View a complete list of pages giving proofs of equivalence of definitions

The definitions that we have to prove are equivalent

  1. For any continuous map from the topological space to the real line, the image of the topological space is a closed and bounded subset of the real line.
  2. For any continuous map from the topological space to the real line, the image of the topological space is a bounded subset of the real line.
  3. Any continuous map from the topological space to the real line attains its absolute maximum and its absolute minimum.

Proof

We prove that (1) implies both (3), (3) implies (2), and (2) implies (1). The main meat of the proof is in (2) implies (1), because there, we actually need to construct a new function using the original function.

(1) implies (3)

From (1), the image of a continuous function to the reals is closed and bounded. Since it is bounded, it has a finite supremum and a finite infimum. Since it is closed, the supremum and infimum are both part of the image. Thus, the function attains its absolute maximum and attains its absolute minimum.

(3) implies (2)

Indeed, this is obvious, because if a function attains an absolute maximum and an absolute minimum, then it must be bounded.

(2) implies (1)

Given: A topological space X such that for any continuous map from X to \R, the image of X is a bounded subset of \R. A continuous map f: X \to \R.

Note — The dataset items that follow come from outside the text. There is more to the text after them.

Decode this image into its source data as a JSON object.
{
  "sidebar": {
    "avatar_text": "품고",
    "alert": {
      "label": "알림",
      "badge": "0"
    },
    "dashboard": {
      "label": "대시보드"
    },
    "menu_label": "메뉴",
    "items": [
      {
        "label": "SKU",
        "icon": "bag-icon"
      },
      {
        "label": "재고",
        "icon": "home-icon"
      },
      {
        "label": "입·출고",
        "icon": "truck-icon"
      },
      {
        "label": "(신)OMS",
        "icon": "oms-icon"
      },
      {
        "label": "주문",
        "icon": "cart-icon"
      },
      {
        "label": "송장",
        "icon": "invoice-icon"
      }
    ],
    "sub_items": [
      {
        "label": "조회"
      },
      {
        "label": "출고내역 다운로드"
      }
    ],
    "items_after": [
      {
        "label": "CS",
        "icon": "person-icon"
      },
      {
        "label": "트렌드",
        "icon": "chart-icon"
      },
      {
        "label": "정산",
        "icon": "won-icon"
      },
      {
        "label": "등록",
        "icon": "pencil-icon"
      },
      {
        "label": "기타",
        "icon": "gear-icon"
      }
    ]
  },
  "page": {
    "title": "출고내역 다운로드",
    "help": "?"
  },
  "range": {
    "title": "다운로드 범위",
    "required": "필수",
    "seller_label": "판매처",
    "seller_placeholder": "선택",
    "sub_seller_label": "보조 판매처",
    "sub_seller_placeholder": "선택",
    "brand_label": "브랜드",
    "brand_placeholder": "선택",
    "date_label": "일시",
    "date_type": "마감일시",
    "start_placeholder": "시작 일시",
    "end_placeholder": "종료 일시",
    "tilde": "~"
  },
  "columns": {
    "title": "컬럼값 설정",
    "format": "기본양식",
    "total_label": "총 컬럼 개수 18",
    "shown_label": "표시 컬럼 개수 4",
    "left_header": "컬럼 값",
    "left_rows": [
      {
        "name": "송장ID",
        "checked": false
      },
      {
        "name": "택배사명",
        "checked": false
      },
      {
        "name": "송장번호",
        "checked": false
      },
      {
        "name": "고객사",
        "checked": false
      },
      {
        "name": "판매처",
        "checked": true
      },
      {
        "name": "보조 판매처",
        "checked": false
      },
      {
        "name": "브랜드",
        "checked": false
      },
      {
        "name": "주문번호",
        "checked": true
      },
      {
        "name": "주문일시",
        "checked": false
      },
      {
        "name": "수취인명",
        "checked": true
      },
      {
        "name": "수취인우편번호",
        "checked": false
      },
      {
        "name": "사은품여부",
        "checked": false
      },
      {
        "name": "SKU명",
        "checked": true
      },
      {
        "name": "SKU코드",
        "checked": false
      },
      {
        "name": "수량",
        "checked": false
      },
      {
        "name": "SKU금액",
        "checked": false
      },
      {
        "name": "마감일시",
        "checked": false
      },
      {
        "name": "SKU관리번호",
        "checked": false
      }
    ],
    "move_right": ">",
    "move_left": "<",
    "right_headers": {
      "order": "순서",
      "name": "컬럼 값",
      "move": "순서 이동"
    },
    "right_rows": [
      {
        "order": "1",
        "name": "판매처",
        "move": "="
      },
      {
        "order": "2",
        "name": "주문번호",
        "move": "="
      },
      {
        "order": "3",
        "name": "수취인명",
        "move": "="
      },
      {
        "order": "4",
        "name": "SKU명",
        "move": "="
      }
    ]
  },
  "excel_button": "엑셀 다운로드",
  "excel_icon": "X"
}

To prove: f(X) is closed and bounded in \R.

Proof: That f(X) is bounded follows directly. We want to prove that f(X) is closed. Suppose not. Then, there exists a real number a that is a limit point of f(X) but not in f(X).

Consider the function h:\R \setminus \{ a \} \to \R given by t \mapsto 1/(t - a). Set g = h \circ f. Then, g is a continuous map from X to \R (it is well-defined because f(X) \subseteq \R \setminus \{ a \} and it is continuous because it is a composite of two continuous functions. (Technical point: We are here thinking of f as a map to \R \setminus \{ a \}, and using the fact that a continuous function to another space is also continuous when we reduce the co-domain to a smaller subspace still containing the image of the function).

Thus, g:X \to \R is a continuous function. Moreover, since f(X) contains values arbitrarily close to a, g(X) contains values of arbitrarily large magnitude, i.e., g(X) is unbounded, contradicting our assumption that the image under any continuous function is unbounded.